Ab der kommenden Woche soll es nun weitergehen, freilich mit mehreren englischen Wochen in Serie. Nach dem Spiel gegen den TSV Buchbach am Dienstag stehen allein im Oktober noch vier Partien an. "Wir haben gerade mal 12 Spieler, mit denen wir planen können", sagt Wagner. Der Verein gab am Mittwoch zwar bekannt, dass alle Fußballer aus der Quarantäne entlassen seien. Es ist aber sehr unwahrscheinlich, dass Genesene in den kommenden Tagen ins Mannschaftstraining einsteigen können. Es werden erst einmal verstärkt U19-Spieler auf der Ersatzbank sitzen. ""Soweit ist bei den damals positiv Getesteten wieder alles in Ordnung, aber von der Belastung her ist es bei allen total unterschiedlich", sagt der Trainer. Mit anderen Worten: Wann man mit wem in den englischen Wochen planen kann, ist völlig ungewiss. Die Belastungssteuerung ist eine Planung mit unheimlich vielen Unbekannten. Überhaupt falle es schwer, so Wagner, irgendwelche Schlüsse aus den Vorkommnissen zu ziehen, die einem in der Zukunft helfen können. "Es ist schwierig, bei diesem Thema die Übersicht zu behalten. Wir machen jedenfalls nicht weniger oder mehr als Bundesliga-Teams", sagt Wagner.

Beim Bayerischen Fußball-Verband ist man sich der Problematik durchaus bewusst. Und verweist darauf, dass zumindest im Moment noch ausreichend Termine für Nachholspiele frei sind. Regionalliga-Spielleiter Josef Janker gibt auch zu bedenken, dass der Zeitdruck, die Saison zu Ende zu spielen, nicht so groß sei wie in der vergangenen Saison: "Der Regionalliga-Meister steigt direkt auf", sagt er. Weil keine Aufstiegsspiele absolviert werden müssen, hat die Liga also im Frühjahr zur Not deutlich mehr Zeit, die Serie zu Ende zu spielen.
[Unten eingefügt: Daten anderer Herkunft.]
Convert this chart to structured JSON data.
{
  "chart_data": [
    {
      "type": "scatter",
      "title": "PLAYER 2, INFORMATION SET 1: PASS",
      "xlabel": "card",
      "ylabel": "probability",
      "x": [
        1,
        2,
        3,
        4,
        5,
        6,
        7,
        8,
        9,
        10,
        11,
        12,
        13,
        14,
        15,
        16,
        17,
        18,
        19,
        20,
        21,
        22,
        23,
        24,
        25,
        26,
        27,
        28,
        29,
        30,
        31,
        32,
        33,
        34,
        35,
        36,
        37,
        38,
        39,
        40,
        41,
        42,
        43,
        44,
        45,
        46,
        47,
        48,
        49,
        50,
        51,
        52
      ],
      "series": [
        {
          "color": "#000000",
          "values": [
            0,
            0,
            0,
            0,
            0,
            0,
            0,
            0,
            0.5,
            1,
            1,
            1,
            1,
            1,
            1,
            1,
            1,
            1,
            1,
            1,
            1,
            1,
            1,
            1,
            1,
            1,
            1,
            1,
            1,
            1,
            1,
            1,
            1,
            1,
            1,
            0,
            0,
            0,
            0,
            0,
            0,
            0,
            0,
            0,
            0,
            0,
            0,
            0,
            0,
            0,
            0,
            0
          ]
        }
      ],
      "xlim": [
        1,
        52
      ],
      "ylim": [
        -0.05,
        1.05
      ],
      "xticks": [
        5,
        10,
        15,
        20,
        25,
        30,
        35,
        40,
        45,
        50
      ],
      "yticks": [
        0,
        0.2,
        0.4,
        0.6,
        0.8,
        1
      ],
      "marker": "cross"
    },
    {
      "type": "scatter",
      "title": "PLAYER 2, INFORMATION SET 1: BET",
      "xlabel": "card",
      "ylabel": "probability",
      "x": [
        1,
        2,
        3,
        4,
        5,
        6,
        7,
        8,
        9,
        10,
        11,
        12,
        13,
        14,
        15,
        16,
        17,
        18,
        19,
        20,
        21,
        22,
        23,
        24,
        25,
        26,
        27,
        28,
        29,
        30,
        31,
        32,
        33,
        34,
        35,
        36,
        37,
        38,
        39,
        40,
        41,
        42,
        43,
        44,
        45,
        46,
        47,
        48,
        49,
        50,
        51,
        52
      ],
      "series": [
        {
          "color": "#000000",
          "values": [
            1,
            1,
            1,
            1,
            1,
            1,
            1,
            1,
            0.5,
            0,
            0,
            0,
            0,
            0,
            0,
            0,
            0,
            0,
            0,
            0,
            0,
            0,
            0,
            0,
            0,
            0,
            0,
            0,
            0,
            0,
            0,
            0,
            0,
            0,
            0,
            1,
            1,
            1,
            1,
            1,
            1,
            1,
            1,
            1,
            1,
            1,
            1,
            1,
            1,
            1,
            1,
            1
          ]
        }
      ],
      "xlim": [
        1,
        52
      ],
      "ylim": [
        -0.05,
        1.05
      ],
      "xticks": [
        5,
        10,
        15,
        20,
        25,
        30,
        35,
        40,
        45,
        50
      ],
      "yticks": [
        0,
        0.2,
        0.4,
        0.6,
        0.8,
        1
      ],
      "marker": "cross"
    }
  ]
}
"Dass es auch so richtig fitte Sportler niederbügelt, das ist schon krass", findet Pipinsried-Trainer Andreas Thomas

Fest steht, dass Vereine nach Corona-Infektionen mit einer Wettbewerbsverzerrung zu kämpfen haben, die schlicht in Kauf genommen werden muss. Auch wenn Trainer Andreas Thomas vom FC Pipinsried sich schon gefragt hat, ob es wirklich nötig sei, dass seine Mannschaft an einem Dienstagabend in Aschaffenburg spielen musste - dort kam es dann auch noch zu einem vorübergehenden Flutlichtausfall. Nach der 1:2-Niederlage Pipinsrieds war Thomas gegen halb drei wieder daheim im Bett. Pipinsried hatte vier Corona-Fälle im Kader zu beklagen und zudem ein Spiel abgesagt, weil bei Gegner 1860 Rosenheim ein Fall aufgetreten war. Allein der administrative Aufwand im Nachgang sei enorm. "Wir hatten es zum Beispiel mit vier verschiedenen Gesundheitsämtern zu tun" - je nachdem, wo die Spieler wohnten, sind eben auch andere Behörden zuständig, erklärt Thomas.

Ein wichtiger Grund für die fehlende Planungssicherheit sei natürlich die Krankheit selbst: So wenig man vorhersagen könne, wie stark der Krankheitsverlauf bei einem Menschen ist, so wenig könne man vorhersehen, wann ein Spieler wieder im Kader stehen kann. "Dass es auch so richtig fitte Sportler niederbügelt, das ist schon krass", findet Andreas Thomas. Manche würden nach der Genesung nach zwei Runden Aufwärmen schon sagen: "Du, ich merk's schon vom Schnaufen her."

Im Gegensatz zum Profifußball gibt es noch einen weiteren Faktor, der die Problematik verkompliziert: Es fehlt ein einheitliches Hygienekonzept. Die Entscheidungshoheit liegt stets bei der zuständigen Gesundheitsbehörde. In Burghausen wurde zuletzt das Heimspiel gegen den VfB Eichstätt um drei Stunden verschoben, um Testergebnisse abwarten zu können. In einem anderen Ort wäre dieses Spiel vielleicht gleich abgesagt worden. Der Regionalliga Bayern stehen ungewisse Zeiten bevor.